Human immunodeficiency virus type 1 Vpr interacts with spliceosomal protein SAP145 to mediate cellular pre-mRNA splicing inhibition.

Vpr, an accessory gene product of human immunodeficiency virus type 1 (HIV-1), affects both viral and cellular proliferation by mediating long terminal repeat activation, cell cycle arrest at the G2 phase, and apoptosis. We previously found that Vpr plays a novel role as a regulator of pre-mRNA splicing both in vivo and in vitro. However, the cellular target of Vpr, as well as the mechanism of cellular pre-mRNA splicing inhibition by Vpr, is unknown.

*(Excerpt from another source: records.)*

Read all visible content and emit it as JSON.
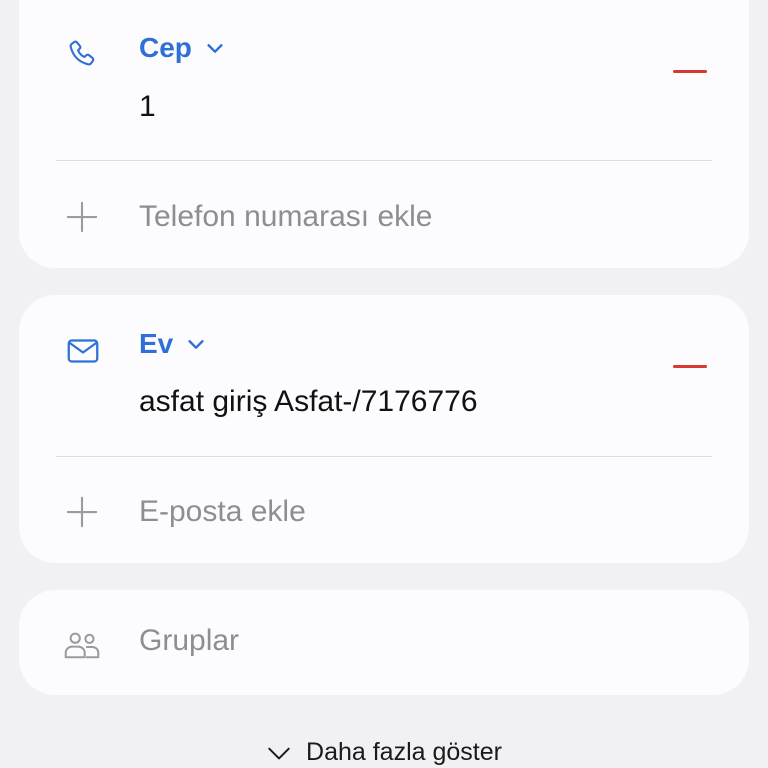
{
  "phone": {
    "type_label": "Cep",
    "value": "1",
    "add_label": "Telefon numarası ekle"
  },
  "email": {
    "type_label": "Ev",
    "value": "asfat giriş Asfat-/7176776",
    "add_label": "E-posta ekle"
  },
  "groups": {
    "label": "Gruplar"
  },
  "show_more": {
    "label": "Daha fazla göster"
  },
  "colors": {
    "accent": "#2f6fd6",
    "remove": "#d43a2f",
    "placeholder": "#8d8d92",
    "card": "#fcfcfe",
    "background": "#f1f1f3"
  },
  "icons": {
    "phone": "phone-icon",
    "email": "mail-icon",
    "groups": "people-icon",
    "add": "plus-icon",
    "expand": "chevron-down-icon",
    "remove": "minus-icon"
  }
}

Here, we show clearly that Vpr inhibits the splicing of cellular pre-mRNA, such as beta-globin pre-mRNA and immunoglobulin (Ig) M pre-mRNA and that the third alpha-helical domain and arginine-rich region are important its ability to inhibit splicing. Additionally, using mutants with specific substitutions in two domains of Vpr, we demonstrated that the interaction between Vpr and SAP145, an essential splicing factor, was indispensable for splicing inhibition. Finally, co-immunoprecipitation and in vitro competitive binding assays indicated that Vpr associates with SAP145 and interferes with SAP145-SAP49 complex formation. Thus, these results suggest that cellular expression of Vpr may block spliceosome assembly by interfering with the function of the SAP145-SAP49 complex in host cells.